While starting to read the book No Boundary by Ken Wilber, I stumbled across something that I’m surprised I never noticed before. In the opening of the book, Ken describes five levels of consciousness which we traverse through in struggling to identify ourselves. This wasn’t that new to me because it mirrors closely with what I’ve learnt from action logics.
What did differ though was how I was looking at the different stages of action logics. I was perceiving them as a linear line or arc of progression. In reading Ken’s elegant description though, it became apparent to me that these stages weren’t a linear line but rather a circle. In effect, our progression is like Life itself, the beginning is the end and the end is the beginning.
I find it elegant because it removes this sense of levels, of one person being higher or elevated over another if they are at a different stage of development. Instead it creates this sense of a circular 360 degrees of awareness instead (which fits with his usage of the word spectrum). Thus the more stages you achieve, the greater your sense of awareness and perception of the world around you. This reminds me of a documentary on Ancient Egypt and how they perceived an evolved and empowered individual.
Moving Beyond The Deconstructed World
What also struck me as interesting is the way Ken described this progression. Over our lives we create more and more boundaries between things as we further analyze ourselves in relation to the world around us and even within us. For many of us, this is the world we grew up within and learnt of from history. In effect, the world is like a machine, a great clockwork with many separate parts.
Yet this isn’t reality. It is paradoxically everything and yet nothing, all at once. Thus we struggle to make whole again that which we have ripped apart through analysis. This is the synthesis we desire, not only to make sense of the chaotic world around us but also the chaos within us. We seek to be whole again, integrated, rather than something with so many pieces that we feel like we are going to dissipate into nothingness like some ethereal creature.

And in thinking of this, it struck me how poignant Joseph Campbell’s cyclic Hero’s Journey is and how it relates so closely to what Dave Gray describes in his book Gamestorming. The first “opening” part represents analysis, a breaking down of things, until we enter this middle limbo world of chaos, where we don’t know which way is up because we are swimming in so much information. The final “closing” part represents synthesis, a reforming of our ideas, our world view, and of our very selves, as we re-enter the world once again, albeit a completely new one, having crossed the “bridge”.
Designing Your Life
I think this is what I’ve always found lacking in so many books that I’ve read. Many of them are technically focused on business or design, yet what they are missing is that their techniques can actually enable people to design their own lives. For example, Austin Kleon’s book Show Your Work has a section which talks about “Stock and Flow” which is just another way of describing the flow and emerging structure in your life.

For many of us, we seek out flow states because that’s when we seem happiest.

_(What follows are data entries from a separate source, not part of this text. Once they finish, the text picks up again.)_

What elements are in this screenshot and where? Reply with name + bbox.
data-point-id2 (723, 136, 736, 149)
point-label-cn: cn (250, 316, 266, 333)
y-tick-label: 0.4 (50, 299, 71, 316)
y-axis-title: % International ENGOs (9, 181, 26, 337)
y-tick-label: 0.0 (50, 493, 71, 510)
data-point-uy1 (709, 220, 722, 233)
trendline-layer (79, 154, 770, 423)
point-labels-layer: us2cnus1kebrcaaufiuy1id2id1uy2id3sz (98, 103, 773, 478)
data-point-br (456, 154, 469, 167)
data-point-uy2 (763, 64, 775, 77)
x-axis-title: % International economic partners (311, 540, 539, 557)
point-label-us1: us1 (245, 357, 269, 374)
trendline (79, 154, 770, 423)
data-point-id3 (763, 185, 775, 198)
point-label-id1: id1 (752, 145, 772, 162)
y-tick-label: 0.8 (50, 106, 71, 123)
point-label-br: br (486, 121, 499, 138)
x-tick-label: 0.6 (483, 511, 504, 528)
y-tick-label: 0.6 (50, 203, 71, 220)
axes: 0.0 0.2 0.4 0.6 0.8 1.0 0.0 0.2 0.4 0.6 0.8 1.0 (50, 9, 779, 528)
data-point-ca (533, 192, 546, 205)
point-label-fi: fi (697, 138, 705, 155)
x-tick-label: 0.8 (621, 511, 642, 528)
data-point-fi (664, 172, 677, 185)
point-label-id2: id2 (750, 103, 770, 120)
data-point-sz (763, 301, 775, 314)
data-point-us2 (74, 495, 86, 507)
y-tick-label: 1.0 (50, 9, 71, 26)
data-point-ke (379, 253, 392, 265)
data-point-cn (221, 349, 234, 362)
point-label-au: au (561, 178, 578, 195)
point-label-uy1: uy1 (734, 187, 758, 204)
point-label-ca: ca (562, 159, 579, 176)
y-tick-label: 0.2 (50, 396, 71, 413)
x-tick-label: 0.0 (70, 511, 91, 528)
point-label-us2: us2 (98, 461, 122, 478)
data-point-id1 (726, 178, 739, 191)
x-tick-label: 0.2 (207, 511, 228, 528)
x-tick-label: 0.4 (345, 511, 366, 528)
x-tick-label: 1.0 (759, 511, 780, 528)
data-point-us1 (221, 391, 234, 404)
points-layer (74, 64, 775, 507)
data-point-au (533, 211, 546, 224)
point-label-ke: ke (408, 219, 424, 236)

Yet we are happy not because of the flow state itself but because of what is created from that flow state: structure. In effect, we’re productive and have created something that flows from the creative expression of ourselves, our sense of identity. Thus we have not only created something, a product for example, but in the act of creation we are creating ourselves.
And like Life itself, this structure doesn’t just magically appear overnight but instead slowly emerges via emergence which is how larger complex things arise from simple patterns and interactions. This mirrors with my Connect, Empower, and Inspire mantra of creation whereby Connecting is about seeing patterns in the flow (which is the easy part) and Empowering is seeing the structural relationships between the patterns (which is the hard part) until it all comes together like a map and Inspires you into action (because you finally see the way).
Moving Forward By Letting Go
Now here’s the final icing on the cake. While some might say that an emphasis on analysis has caused the “break down of this world”, I don’t think it is something that should be discarded but rather it should be seen as a stepping stone in our development. In effect, for synthesis to occur, you have to have analysis first. Therefore the deconstruction leads to the reconstruction and the transformation as a whole.
To put it into another perspective, without this ability to deconstruct ourselves, we lack the ability to flexibly adapt and reconstruct ourselves for the changing times. Thus this analysis and synthesis combined together allows us to make the evolutionary leaps we need to continue growing and surviving.
And we do survive. We are not disappearing and we’re not starting over from scratch, losing our identity in the process. Instead we are reshaping and transforming ourselves, our identities, for the times, so that our story can continue. Paradoxically by letting go of what we were, we become more of who we really are.